My local paper, a homogenized conglomerate version of the same paper in 60 other towns, is $160 a year for digital. Since it doesn’t adequately cover all those things that you mentioned, which I would enjoy if it did, it just isn’t worth it since it’s content is pulled from other news ‘wires’, inevitably more conservative ones than I would chose, read: conservative & status quo. They let all the good local news reporters and editorial writers go years ago. One of my favorite writers I found writes in a blog “5 Strong Women”, so at least I can still capture her stuff.

The death of local newspapers is yet another modern scourge… for small towns that don’t even have TV stations, it’s really bad.

Indeed it is. I watched my two good, competing locals slowly strangle and die and it broke my pea-picking little reading citizen’s heart.

Well, if Trump can order a military flyover the military could comply by using these active military aircraft:

For Marine Band music:

https://www.sweetwater.com/store/detail/MarineBandC--hohner-marine-band-key-of-c

All that’s left is to round up 21 Super Soakers, paint them in camo, and fill them with Russian hooker pee for the salute…

Sounds similar to my list - I subscribe to the same group you do, with the addition of the New Yorker, and visit the same free sites.

The exception is Daily Kos. I don’t like them, nor do I like Right Wing Watch and TPM and similar sites. I think they traffic in click bait, and while they don’t print straight up fake news like hard right wing sites, I’ve caught them doing things like changing a word in a stupid quote to make the speaker sound even stupider than he was, and it hurts their credibility.

I don’t mind that they exist, because some people need to pay more attention to the news, and people that would never read an NPR or AP story will click on that. But it’s not for me.

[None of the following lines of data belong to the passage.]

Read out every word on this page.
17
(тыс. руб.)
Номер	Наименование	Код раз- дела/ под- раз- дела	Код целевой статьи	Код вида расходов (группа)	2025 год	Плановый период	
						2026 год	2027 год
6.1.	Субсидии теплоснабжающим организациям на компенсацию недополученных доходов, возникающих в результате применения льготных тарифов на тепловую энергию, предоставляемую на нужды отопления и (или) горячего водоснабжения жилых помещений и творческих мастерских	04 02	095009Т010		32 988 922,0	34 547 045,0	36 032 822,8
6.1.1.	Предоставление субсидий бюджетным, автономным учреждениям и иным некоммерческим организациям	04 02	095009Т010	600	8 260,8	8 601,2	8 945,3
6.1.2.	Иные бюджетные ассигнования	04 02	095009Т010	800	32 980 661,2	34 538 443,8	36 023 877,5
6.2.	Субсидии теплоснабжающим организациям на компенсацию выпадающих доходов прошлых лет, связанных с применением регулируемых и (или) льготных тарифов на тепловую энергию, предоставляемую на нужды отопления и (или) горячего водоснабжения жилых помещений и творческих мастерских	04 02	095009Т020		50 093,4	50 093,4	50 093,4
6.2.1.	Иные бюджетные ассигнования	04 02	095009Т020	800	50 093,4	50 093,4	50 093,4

And I allow myself a fifth subscription. I’ve changed it a couple of times. I canceled The Economist because the online edition didn’t have the long form stories I expected. My fifth one is currently The Bulwark, which is a never Trump moderate conservative outlet. It gives me perspective and keeps me out of the bubble without feeding me the crazy.
If things ever normalize, they may start pissing me off and I may cancel, but it was pretty cheap and at this point in time it’s giving me some interesting perspective.
ETA -The Hill, which was on Thelma Lou’s list, also offers some conservative perspective but they lost a lot of credibility by running stuff by John Solomon, the Hunter Biden hunter.